Whatever the catalyst, the Bloody Mary (or Red Snapper) crossed a delectable line from a vodka drink to a gin drink — and now a recipe can be found for a cocktail using just about every spirit imaginable.

 “Bloody Marys are normally pretty robust and have a big body to them. I feel like vodka gets lost in that,” said Brian Anderson, owner and distiller at Whistling Andy Distilling in Bigfork. “The cucumber gin elevates it. It really helps bring out the citrus notes.”

Whistling Andy’s cucumber gin engages juniper, cardamom, coriander, lemon, orange and grapefruit botanicals along with a healthy amount of cucumber.

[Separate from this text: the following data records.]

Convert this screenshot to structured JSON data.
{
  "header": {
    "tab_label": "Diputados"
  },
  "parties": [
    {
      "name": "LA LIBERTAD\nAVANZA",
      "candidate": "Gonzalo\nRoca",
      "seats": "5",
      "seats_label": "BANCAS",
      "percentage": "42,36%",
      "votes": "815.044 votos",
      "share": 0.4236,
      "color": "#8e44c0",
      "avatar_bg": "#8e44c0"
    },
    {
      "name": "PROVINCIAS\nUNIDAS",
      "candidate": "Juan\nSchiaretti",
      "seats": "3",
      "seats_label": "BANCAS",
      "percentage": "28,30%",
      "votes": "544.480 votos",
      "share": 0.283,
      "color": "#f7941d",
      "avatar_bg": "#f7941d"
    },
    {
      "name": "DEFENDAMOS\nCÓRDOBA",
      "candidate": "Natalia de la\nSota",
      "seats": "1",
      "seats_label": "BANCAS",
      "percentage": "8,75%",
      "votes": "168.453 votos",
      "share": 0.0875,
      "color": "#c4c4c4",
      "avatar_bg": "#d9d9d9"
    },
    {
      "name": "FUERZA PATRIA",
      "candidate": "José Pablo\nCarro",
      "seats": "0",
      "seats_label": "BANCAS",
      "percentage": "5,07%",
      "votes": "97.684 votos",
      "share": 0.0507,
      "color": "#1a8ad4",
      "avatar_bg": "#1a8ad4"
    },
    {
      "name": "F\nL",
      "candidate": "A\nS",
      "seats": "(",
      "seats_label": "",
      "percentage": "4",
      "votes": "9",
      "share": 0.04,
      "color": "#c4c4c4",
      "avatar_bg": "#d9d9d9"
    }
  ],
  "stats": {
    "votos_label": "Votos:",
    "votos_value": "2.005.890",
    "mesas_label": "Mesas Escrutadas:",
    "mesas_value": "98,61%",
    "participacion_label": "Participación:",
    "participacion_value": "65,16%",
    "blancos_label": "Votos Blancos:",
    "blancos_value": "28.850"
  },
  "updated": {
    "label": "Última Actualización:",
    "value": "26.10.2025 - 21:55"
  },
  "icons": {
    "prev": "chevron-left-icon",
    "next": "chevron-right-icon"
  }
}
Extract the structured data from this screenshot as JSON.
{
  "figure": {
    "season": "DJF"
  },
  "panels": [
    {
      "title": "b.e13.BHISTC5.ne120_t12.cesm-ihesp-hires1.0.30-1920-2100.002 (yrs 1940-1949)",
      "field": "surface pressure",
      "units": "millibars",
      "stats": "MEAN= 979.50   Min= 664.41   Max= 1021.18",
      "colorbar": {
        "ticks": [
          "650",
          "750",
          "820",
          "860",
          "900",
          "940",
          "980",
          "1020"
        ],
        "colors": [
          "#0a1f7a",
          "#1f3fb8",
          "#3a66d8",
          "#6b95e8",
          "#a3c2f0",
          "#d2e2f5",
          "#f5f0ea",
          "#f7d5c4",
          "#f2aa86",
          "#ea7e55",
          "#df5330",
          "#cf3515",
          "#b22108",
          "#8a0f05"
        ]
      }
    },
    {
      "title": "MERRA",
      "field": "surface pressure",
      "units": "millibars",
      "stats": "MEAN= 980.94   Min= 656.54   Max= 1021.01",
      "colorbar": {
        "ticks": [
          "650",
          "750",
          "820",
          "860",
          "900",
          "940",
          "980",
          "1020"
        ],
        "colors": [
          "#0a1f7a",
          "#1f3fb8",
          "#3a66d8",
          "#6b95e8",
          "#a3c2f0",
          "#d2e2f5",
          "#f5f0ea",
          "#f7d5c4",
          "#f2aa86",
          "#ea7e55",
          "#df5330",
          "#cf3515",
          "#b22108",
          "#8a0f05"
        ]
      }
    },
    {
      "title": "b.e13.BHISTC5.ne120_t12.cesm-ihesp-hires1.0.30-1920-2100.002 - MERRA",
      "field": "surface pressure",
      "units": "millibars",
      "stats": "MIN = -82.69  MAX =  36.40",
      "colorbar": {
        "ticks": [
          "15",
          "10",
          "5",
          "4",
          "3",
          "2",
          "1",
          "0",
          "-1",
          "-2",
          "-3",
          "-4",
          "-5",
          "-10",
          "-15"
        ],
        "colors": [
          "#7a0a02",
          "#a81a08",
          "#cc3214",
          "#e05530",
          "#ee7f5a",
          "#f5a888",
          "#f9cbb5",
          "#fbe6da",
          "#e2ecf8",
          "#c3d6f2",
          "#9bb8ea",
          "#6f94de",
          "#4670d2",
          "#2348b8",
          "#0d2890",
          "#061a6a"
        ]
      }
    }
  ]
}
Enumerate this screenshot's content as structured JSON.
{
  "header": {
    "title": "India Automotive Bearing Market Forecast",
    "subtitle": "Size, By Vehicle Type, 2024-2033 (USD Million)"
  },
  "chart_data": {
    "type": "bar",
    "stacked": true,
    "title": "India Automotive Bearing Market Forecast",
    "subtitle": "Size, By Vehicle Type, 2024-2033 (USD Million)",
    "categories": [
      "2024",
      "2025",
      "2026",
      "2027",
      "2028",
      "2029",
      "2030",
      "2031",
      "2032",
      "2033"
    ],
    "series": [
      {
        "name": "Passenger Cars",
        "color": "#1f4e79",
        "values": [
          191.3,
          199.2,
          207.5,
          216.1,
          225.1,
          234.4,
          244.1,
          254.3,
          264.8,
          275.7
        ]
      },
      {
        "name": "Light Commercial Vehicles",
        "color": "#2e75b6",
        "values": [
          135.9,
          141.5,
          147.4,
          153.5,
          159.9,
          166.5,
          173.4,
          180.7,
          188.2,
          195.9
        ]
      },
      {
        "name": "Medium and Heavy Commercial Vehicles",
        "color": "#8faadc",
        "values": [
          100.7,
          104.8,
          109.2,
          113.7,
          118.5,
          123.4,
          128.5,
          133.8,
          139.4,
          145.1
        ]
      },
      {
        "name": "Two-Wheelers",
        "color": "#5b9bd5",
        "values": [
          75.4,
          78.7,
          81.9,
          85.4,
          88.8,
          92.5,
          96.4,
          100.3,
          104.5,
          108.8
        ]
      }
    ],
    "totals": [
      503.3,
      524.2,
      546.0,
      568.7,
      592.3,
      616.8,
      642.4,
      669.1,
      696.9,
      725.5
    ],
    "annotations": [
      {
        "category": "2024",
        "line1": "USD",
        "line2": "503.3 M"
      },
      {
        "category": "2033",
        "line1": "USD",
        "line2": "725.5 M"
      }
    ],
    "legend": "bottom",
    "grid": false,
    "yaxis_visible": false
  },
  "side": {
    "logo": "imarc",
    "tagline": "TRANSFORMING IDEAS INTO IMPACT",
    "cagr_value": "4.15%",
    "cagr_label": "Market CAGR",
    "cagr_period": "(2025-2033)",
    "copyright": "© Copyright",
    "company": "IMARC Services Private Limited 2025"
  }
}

“It has bright and fresh citrus notes with a subtle cucumber back to it,” Anderson said. “We found that the citrus really kind of brightens and lifts the cucumber out.”

 “I’m a firm believer that gins, unless you’re going for an Old Tom style, should be really light and bright and beautiful,” he added.

Gin certainly adds a layer of complexity to the traditional Bloody Mary mixer. The botanicals and (cucumber in this case) play well with the salt, the sour and umami that mystify in a Red Snapper. 

“I think subtlety is really beautiful when it’s done well,” Anderson said. “When things are in balance, you can’t really pull out one specific thing. There’s a little bit of mystery to it when it’s done well.”

Whistling Andy Distilling is located at 8541 Mt Hwy 35, Bigfork. It can be reached at (406) 837-2620 or marketing@whistlingandy.com. 

Recipes

Whistling Andy’s Cucumber Gin Bloody Mary

• 1 oz. Whistling Andy cucumber gin

• 1/2 oz. Worcestershire

• 1/2 bar spoon Tabasco

• 1/2 bar spoon horseradish

• 3 shakes celery salt

• 1 bar spoon olive juice

• 3-4 oz. tomato juice

Fill a Collins glass with ice, add all ingredients and transfer to a metal shaker. Half rim the Collins glass with salt. Transfer back to rimmed glass. Garnish with your favorites.

Classic Bloody Mary Recipe

• ½ tsp. lemon juice

• 2 oz. vodka

• 4 oz. tomato juice

• 2 dashes Tabasco

• 2 tsp. horseradish

• 2 dashes Worcestershire

• 1 pinch celery salt

• 1 pinch pepper

• 1 pinch paprika

Add ingredients in an ice-filled shaker. Shake lightly and serve.